Golden Gate University’s Ageno School of Business Adjunct Professor John Denning, MHA, was part of the first team to pass the 65-year-old Turing Test, organized by the University of Reading, England. Judges at the Royal Society in London believed they spent a five-minute keyboard conversation with a 13-year-old boy, when actually it was a computer program.
The Turing Test is based on a 1951 paper written by Alan Turing. The paper proposed a test called “The Imitation Game” that might finally settle the issue of machine intelligence. The first version of the game he explained involved no computer intelligence whatsoever.
Imagine three rooms, each connected via computer screen and keyboard to the others. In one room sits a man, in the second a woman and in the third sits a person, call him or her the “judge”. The judge’s job is to decide which of the two people talking to him through the computer is the man.
The man will attempt to help the judge, offering whatever evidence he can (the computer terminals are used so that physical clues cannot be used) to prove his man-hood. The woman’s job is to trick the judge, so she will attempt to deceive him, and counteract her opponent’s claims, in hopes that the judge will erroneously identify her as the male.

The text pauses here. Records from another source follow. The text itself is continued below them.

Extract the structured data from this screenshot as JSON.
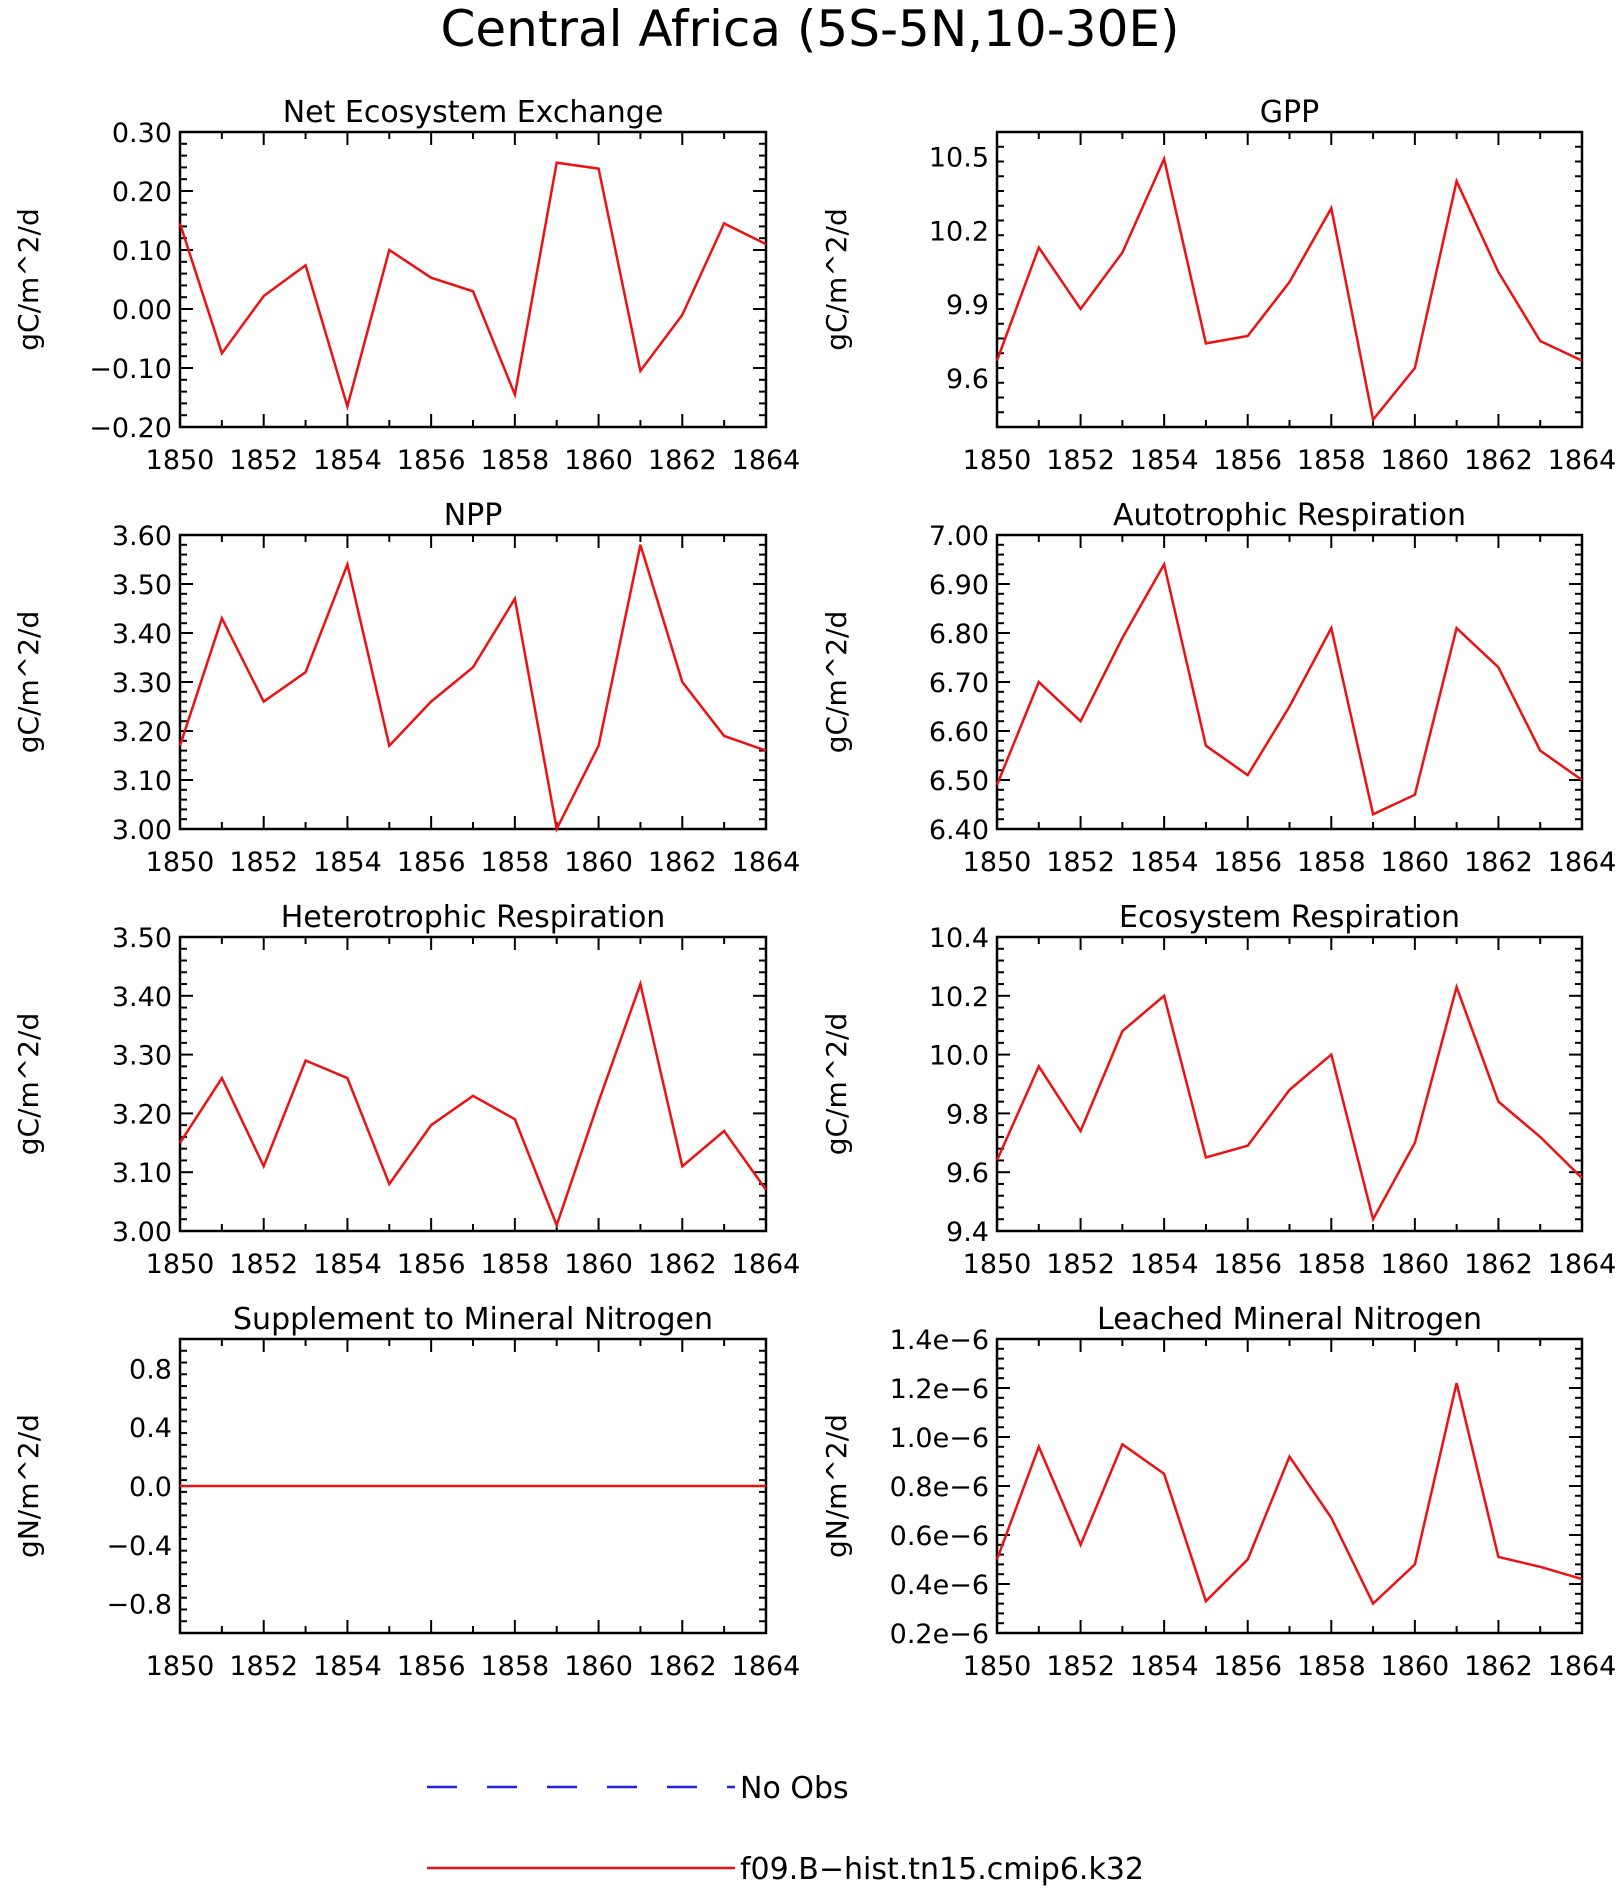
{
  "title": "Central Africa (5S-5N,10-30E)",
  "legend": [
    {
      "label": "No Obs",
      "color": "#2222dd",
      "dash": true
    },
    {
      "label": "f09.B-hist.tn15.cmip6.k32",
      "color": "#ee1111",
      "dash": false
    }
  ],
  "chart_data": [
    {
      "type": "line",
      "title": "Net Ecosystem Exchange",
      "ylabel": "gC/m^2/d",
      "xlim": [
        1850,
        1864
      ],
      "ylim": [
        -0.2,
        0.3
      ],
      "xticks": [
        "1850",
        "1852",
        "1854",
        "1856",
        "1858",
        "1860",
        "1862",
        "1864"
      ],
      "yticks": [
        "-0.20",
        "-0.10",
        "0.00",
        "0.10",
        "0.20",
        "0.30"
      ],
      "yticks_num": [
        -0.2,
        -0.1,
        0,
        0.1,
        0.2,
        0.3
      ],
      "x": [
        1850,
        1851,
        1852,
        1853,
        1854,
        1855,
        1856,
        1857,
        1858,
        1859,
        1860,
        1861,
        1862,
        1863,
        1864
      ],
      "series": [
        {
          "name": "f09.B-hist.tn15.cmip6.k32",
          "values": [
            0.145,
            -0.075,
            0.022,
            0.074,
            -0.165,
            0.1,
            0.053,
            0.03,
            -0.145,
            0.248,
            0.238,
            -0.105,
            -0.01,
            0.145,
            0.11
          ]
        }
      ]
    },
    {
      "type": "line",
      "title": "GPP",
      "ylabel": "gC/m^2/d",
      "xlim": [
        1850,
        1864
      ],
      "ylim": [
        9.4,
        10.6
      ],
      "xticks": [
        "1850",
        "1852",
        "1854",
        "1856",
        "1858",
        "1860",
        "1862",
        "1864"
      ],
      "yticks": [
        "9.6",
        "9.9",
        "10.2",
        "10.5"
      ],
      "yticks_num": [
        9.6,
        9.9,
        10.2,
        10.5
      ],
      "x": [
        1850,
        1851,
        1852,
        1853,
        1854,
        1855,
        1856,
        1857,
        1858,
        1859,
        1860,
        1861,
        1862,
        1863,
        1864
      ],
      "series": [
        {
          "name": "f09.B-hist.tn15.cmip6.k32",
          "values": [
            9.67,
            10.13,
            9.88,
            10.11,
            10.49,
            9.74,
            9.77,
            9.99,
            10.29,
            9.43,
            9.64,
            10.4,
            10.03,
            9.75,
            9.67
          ]
        }
      ]
    },
    {
      "type": "line",
      "title": "NPP",
      "ylabel": "gC/m^2/d",
      "xlim": [
        1850,
        1864
      ],
      "ylim": [
        3.0,
        3.6
      ],
      "xticks": [
        "1850",
        "1852",
        "1854",
        "1856",
        "1858",
        "1860",
        "1862",
        "1864"
      ],
      "yticks": [
        "3.00",
        "3.10",
        "3.20",
        "3.30",
        "3.40",
        "3.50",
        "3.60"
      ],
      "yticks_num": [
        3.0,
        3.1,
        3.2,
        3.3,
        3.4,
        3.5,
        3.6
      ],
      "x": [
        1850,
        1851,
        1852,
        1853,
        1854,
        1855,
        1856,
        1857,
        1858,
        1859,
        1860,
        1861,
        1862,
        1863,
        1864
      ],
      "series": [
        {
          "name": "f09.B-hist.tn15.cmip6.k32",
          "values": [
            3.17,
            3.43,
            3.26,
            3.32,
            3.54,
            3.17,
            3.26,
            3.33,
            3.47,
            3.0,
            3.17,
            3.58,
            3.3,
            3.19,
            3.16
          ]
        }
      ]
    },
    {
      "type": "line",
      "title": "Autotrophic Respiration",
      "ylabel": "gC/m^2/d",
      "xlim": [
        1850,
        1864
      ],
      "ylim": [
        6.4,
        7.0
      ],
      "xticks": [
        "1850",
        "1852",
        "1854",
        "1856",
        "1858",
        "1860",
        "1862",
        "1864"
      ],
      "yticks": [
        "6.40",
        "6.50",
        "6.60",
        "6.70",
        "6.80",
        "6.90",
        "7.00"
      ],
      "yticks_num": [
        6.4,
        6.5,
        6.6,
        6.7,
        6.8,
        6.9,
        7.0
      ],
      "x": [
        1850,
        1851,
        1852,
        1853,
        1854,
        1855,
        1856,
        1857,
        1858,
        1859,
        1860,
        1861,
        1862,
        1863,
        1864
      ],
      "series": [
        {
          "name": "f09.B-hist.tn15.cmip6.k32",
          "values": [
            6.49,
            6.7,
            6.62,
            6.79,
            6.94,
            6.57,
            6.51,
            6.65,
            6.81,
            6.43,
            6.47,
            6.81,
            6.73,
            6.56,
            6.5
          ]
        }
      ]
    },
    {
      "type": "line",
      "title": "Heterotrophic Respiration",
      "ylabel": "gC/m^2/d",
      "xlim": [
        1850,
        1864
      ],
      "ylim": [
        3.0,
        3.5
      ],
      "xticks": [
        "1850",
        "1852",
        "1854",
        "1856",
        "1858",
        "1860",
        "1862",
        "1864"
      ],
      "yticks": [
        "3.00",
        "3.10",
        "3.20",
        "3.30",
        "3.40",
        "3.50"
      ],
      "yticks_num": [
        3.0,
        3.1,
        3.2,
        3.3,
        3.4,
        3.5
      ],
      "x": [
        1850,
        1851,
        1852,
        1853,
        1854,
        1855,
        1856,
        1857,
        1858,
        1859,
        1860,
        1861,
        1862,
        1863,
        1864
      ],
      "series": [
        {
          "name": "f09.B-hist.tn15.cmip6.k32",
          "values": [
            3.15,
            3.26,
            3.11,
            3.29,
            3.26,
            3.08,
            3.18,
            3.23,
            3.19,
            3.01,
            3.22,
            3.42,
            3.11,
            3.17,
            3.07
          ]
        }
      ]
    },
    {
      "type": "line",
      "title": "Ecosystem Respiration",
      "ylabel": "gC/m^2/d",
      "xlim": [
        1850,
        1864
      ],
      "ylim": [
        9.4,
        10.4
      ],
      "xticks": [
        "1850",
        "1852",
        "1854",
        "1856",
        "1858",
        "1860",
        "1862",
        "1864"
      ],
      "yticks": [
        "9.4",
        "9.6",
        "9.8",
        "10.0",
        "10.2",
        "10.4"
      ],
      "yticks_num": [
        9.4,
        9.6,
        9.8,
        10.0,
        10.2,
        10.4
      ],
      "x": [
        1850,
        1851,
        1852,
        1853,
        1854,
        1855,
        1856,
        1857,
        1858,
        1859,
        1860,
        1861,
        1862,
        1863,
        1864
      ],
      "series": [
        {
          "name": "f09.B-hist.tn15.cmip6.k32",
          "values": [
            9.64,
            9.96,
            9.74,
            10.08,
            10.2,
            9.65,
            9.69,
            9.88,
            10.0,
            9.44,
            9.7,
            10.23,
            9.84,
            9.72,
            9.58
          ]
        }
      ]
    },
    {
      "type": "line",
      "title": "Supplement to Mineral Nitrogen",
      "ylabel": "gN/m^2/d",
      "xlim": [
        1850,
        1864
      ],
      "ylim": [
        -1.0,
        1.0
      ],
      "xticks": [
        "1850",
        "1852",
        "1854",
        "1856",
        "1858",
        "1860",
        "1862",
        "1864"
      ],
      "yticks": [
        "-0.8",
        "-0.4",
        "0.0",
        "0.4",
        "0.8"
      ],
      "yticks_num": [
        -0.8,
        -0.4,
        0.0,
        0.4,
        0.8
      ],
      "x": [
        1850,
        1851,
        1852,
        1853,
        1854,
        1855,
        1856,
        1857,
        1858,
        1859,
        1860,
        1861,
        1862,
        1863,
        1864
      ],
      "series": [
        {
          "name": "f09.B-hist.tn15.cmip6.k32",
          "values": [
            0,
            0,
            0,
            0,
            0,
            0,
            0,
            0,
            0,
            0,
            0,
            0,
            0,
            0,
            0
          ]
        }
      ]
    },
    {
      "type": "line",
      "title": "Leached Mineral Nitrogen",
      "ylabel": "gN/m^2/d",
      "xlim": [
        1850,
        1864
      ],
      "ylim": [
        2e-07,
        1.4e-06
      ],
      "xticks": [
        "1850",
        "1852",
        "1854",
        "1856",
        "1858",
        "1860",
        "1862",
        "1864"
      ],
      "yticks": [
        "0.2e-6",
        "0.4e-6",
        "0.6e-6",
        "0.8e-6",
        "1.0e-6",
        "1.2e-6",
        "1.4e-6"
      ],
      "yticks_num": [
        2e-07,
        4e-07,
        6e-07,
        8e-07,
        1e-06,
        1.2e-06,
        1.4e-06
      ],
      "x": [
        1850,
        1851,
        1852,
        1853,
        1854,
        1855,
        1856,
        1857,
        1858,
        1859,
        1860,
        1861,
        1862,
        1863,
        1864
      ],
      "series": [
        {
          "name": "f09.B-hist.tn15.cmip6.k32",
          "values": [
            5e-07,
            9.6e-07,
            5.6e-07,
            9.7e-07,
            8.5e-07,
            3.3e-07,
            5e-07,
            9.2e-07,
            6.7e-07,
            3.2e-07,
            4.8e-07,
            1.22e-06,
            5.1e-07,
            4.7e-07,
            4.2e-07
          ]
        }
      ]
    }
  ]
}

Thirty three percent of the people involved in the conversation mistook the computer for a human, passing the test based on ‘the father of modern computer science’ Alan Turing’s question, “Can Machines Think?”
Thirteen year old “Eugene Goostman” was created in the United States, Russia and Ukraine. Denning said part of “Eugene’s” success was that even though the ‘conversation’ took place in English, the program’s conversation style was written in part by non-native English speakers who needed to analyze the language and recognize its nuances.
Professor Denning has been teaching Budgeting, Finance and Innovations in Healthcare IT for the MS in IT Management program at Golden Gate University’s Edward S. Ageno School of Business since 2010. Denning is an entrepreneur focused on solving complex problems in healthcare using artificial intelligence.